Reciting a Langston Hughes poem that ends with the line, “I’m still here,” Berry told board members, “It’s up to you to figure out what to do with the fact that you are still here – it’s up to you to figure out, ‘What is my ability, what do I do exceptionally well? How can I use this to make my board even better than it is?’ … Times like this are made for people like us. These times, as difficult as they are, as full of change, you don’t know which way the wind is going to go from one day to the next, they’re made for us. This is now not the time for us to fret and run – it’s the time for us to stand.”

A person’s purpose is not a job, but a calling, Berry said – and most school board members serve out of love for schools and children.

But, she said, “If finding your purpose is finding your place to serve, you can’t just ask about it, you have to do something about it.

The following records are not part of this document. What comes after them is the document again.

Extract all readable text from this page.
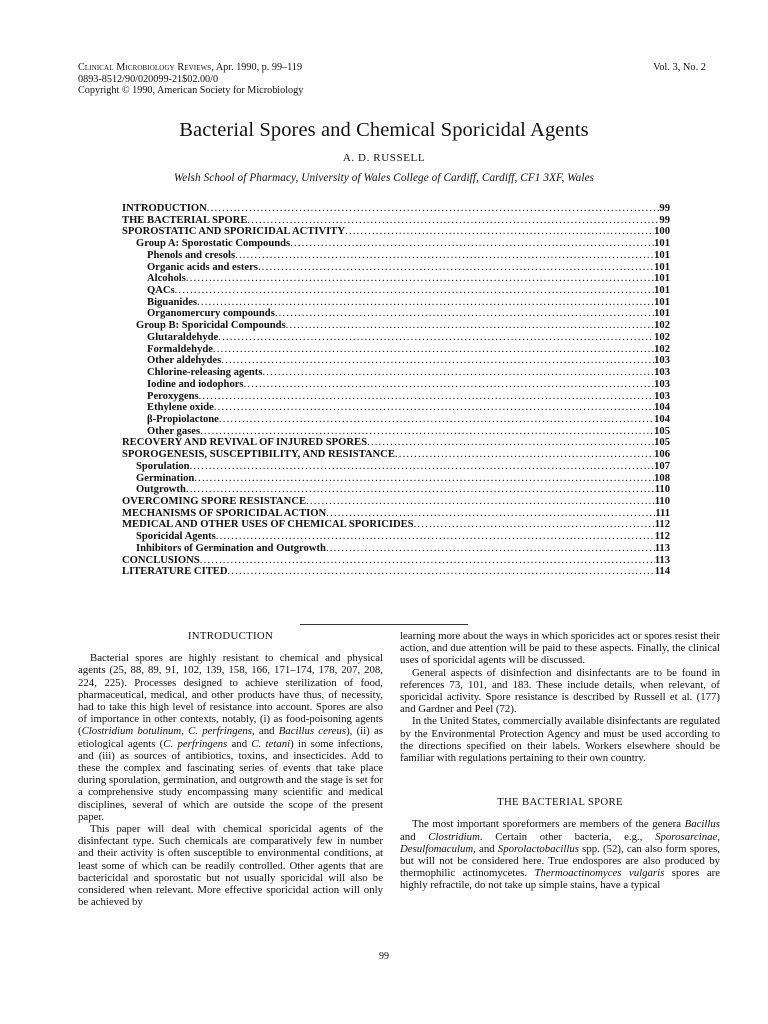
Clinical Microbiology Reviews, Apr. 1990, p. 99–119
0893-8512/90/020099-21$02.00/0
Copyright © 1990, American Society for Microbiology
Vol. 3, No. 2
Bacterial Spores and Chemical Sporicidal Agents
A. D. RUSSELL
Welsh School of Pharmacy, University of Wales College of Cardiff, Cardiff, CF1 3XF, Wales
INTRODUCTION .....	99
THE BACTERIAL SPORE .....	99
SPOROSTATIC AND SPORICIDAL ACTIVITY .....	100
Group A: Sporostatic Compounds .....	101
Phenols and cresols .....	101
Organic acids and esters .....	101
Alcohols .....	101
QACs .....	101
Biguanides .....	101
Organomercury compounds .....	101
Group B: Sporicidal Compounds .....	102
Glutaraldehyde .....	102
Formaldehyde .....	102
Other aldehydes .....	103
Chlorine-releasing agents .....	103
Iodine and iodophors .....	103
Peroxygens .....	103
Ethylene oxide .....	104
β-Propiolactone .....	104
Other gases .....	105
RECOVERY AND REVIVAL OF INJURED SPORES .....	105
SPOROGENESIS, SUSCEPTIBILITY, AND RESISTANCE .....	106
Sporulation .....	107
Germination .....	108
Outgrowth .....	110
OVERCOMING SPORE RESISTANCE .....	110
MECHANISMS OF SPORICIDAL ACTION .....	111
MEDICAL AND OTHER USES OF CHEMICAL SPORICIDES .....	112
Sporicidal Agents .....	112
Inhibitors of Germination and Outgrowth .....	113
CONCLUSIONS .....	113
LITERATURE CITED .....	114
INTRODUCTION

Bacterial spores are highly resistant to chemical and physical agents (25, 88, 89, 91, 102, 139, 158, 166, 171–174, 178, 207, 208, 224, 225). Processes designed to achieve sterilization of food, pharmaceutical, medical, and other products have thus, of necessity, had to take this high level of resistance into account. Spores are also of importance in other contexts, notably, (i) as food-poisoning agents (Clostridium botulinum, C. perfringens, and Bacillus cereus), (ii) as etiological agents (C. perfringens and C. tetani) in some infections, and (iii) as sources of antibiotics, toxins, and insecticides. Add to these the complex and fascinating series of events that take place during sporulation, germination, and outgrowth and the stage is set for a comprehensive study encompassing many scientific and medical disciplines, several of which are outside the scope of the present paper.

This paper will deal with chemical sporicidal agents of the disinfectant type. Such chemicals are comparatively few in number and their activity is often susceptible to environmental conditions, at least some of which can be readily controlled. Other agents that are bactericidal and sporostatic but not usually sporicidal will also be considered when relevant. More effective sporicidal action will only be achieved by

learning more about the ways in which sporicides act or spores resist their action, and due attention will be paid to these aspects. Finally, the clinical uses of sporicidal agents will be discussed.

General aspects of disinfection and disinfectants are to be found in references 73, 101, and 183. These include details, when relevant, of sporicidal activity. Spore resistance is described by Russell et al. (177) and Gardner and Peel (72).

In the United States, commercially available disinfectants are regulated by the Environmental Protection Agency and must be used according to the directions specified on their labels. Workers elsewhere should be familiar with regulations pertaining to their own country.

THE BACTERIAL SPORE

The most important sporeformers are members of the genera Bacillus and Clostridium. Certain other bacteria, e.g., Sporosarcinae, Desulfomaculum, and Sporolactobacillus spp. (52), can also form spores, but will not be considered here. True endospores are also produced by thermophilic actinomycetes. Thermoactinomyces vulgaris spores are highly refractile, do not take up simple stains, have a typical

99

I believe we’ve all been imbued with these superpowers to do something about it.”

She recalled a high school teacher who saw her potential and got her on track to go to college. “Her purpose, her calling, was to find kids like me,” she said. When Berry was accepted by a college but couldn’t pay, she learned at the same time that a benefactor wanted to fund a college education for someone like her.

“This is why I say, when you walk with purpose, you collide with destiny.” By age 26, she had her Ph.D. “Your purpose is never just about you – your superpowers are never just for you,” Berry said, relating how many members of her family and others in her hometown ended up with degrees because of her example.

Because of her background, Berry was touched when she learned about KSBA’s First Degree Scholarship Program while watching this years’s scholarship presentation during the conference. She called it “powerful,” and has offered to help promote next year’s program.

“You’re creating an example where there was not before. And you have to get chills about this. Your legacy is not what you leave when you die. It’s what you leave when you leave the room! People can feel your superpower,” she said.

Berry advised board members to laugh more – while telling stories that made them do just that. Humor, she said, “can really lift you from things – it’s a superpower that’s gifted to you who are willing to do this kind of work.

“Let me tell you something: I get you – you never in your life wanted to do something so important and been so criticized by it. You can’t go out in public, you can’t hang out with your own friends. Ethics for you is not ethics like it is for anyone else – it’s not what you do, it’s the appearance of what you do. So now you have to walk a certain way, be a certain way, say things a certain way. You have to act like you agree with people you don’t even like.”

She also urged board teams “to continue to quilt work.”

“Quilt working is critical in this,” she said, noting that abolitionists used to sew symbolic messages into quilts to point the way to fleeing slaves in the Underground Railroad.

“Quilt working says every piece is connected to the whole. That I am because we are. Everyone is important to this. You have some connections and ties and things that are necessary for the benefit of all society,” Berry said.

Set someone free

After her mother’s death, Bertice Berry discovered her journal and incorporated some of what she learned from it into her book, The Ties That Bind: A Memoir of Race, Memory, and Redemption.

She ended her KSBA conference presentation by reading from it. The reading concluded with this: “Everybody who looks like you is not on your side and everybody who don’t, ain’t against you. Talk to God and never stop loving – the more I write, the more I see, the more I know everything is going to be OK. I can feel it, so I’ll leave these pages here with you because it’s my time now and I feel that, too.

“Learn from the past that’s yours; take the gift of what I’ve seen and use it for love. Here’s the recipe of life, the road to freedom: Freedom ain’t just about living free – it’s about being free and then turning around to set somebody else free. The only problem is this: the chains on the wrist ain’t as strong as the ones on the mind. The only thing that can win over that evil is your learning and your loving. So keep learning to love, keep striving to love, because, babies, we ain’t got time for nothin’ else.”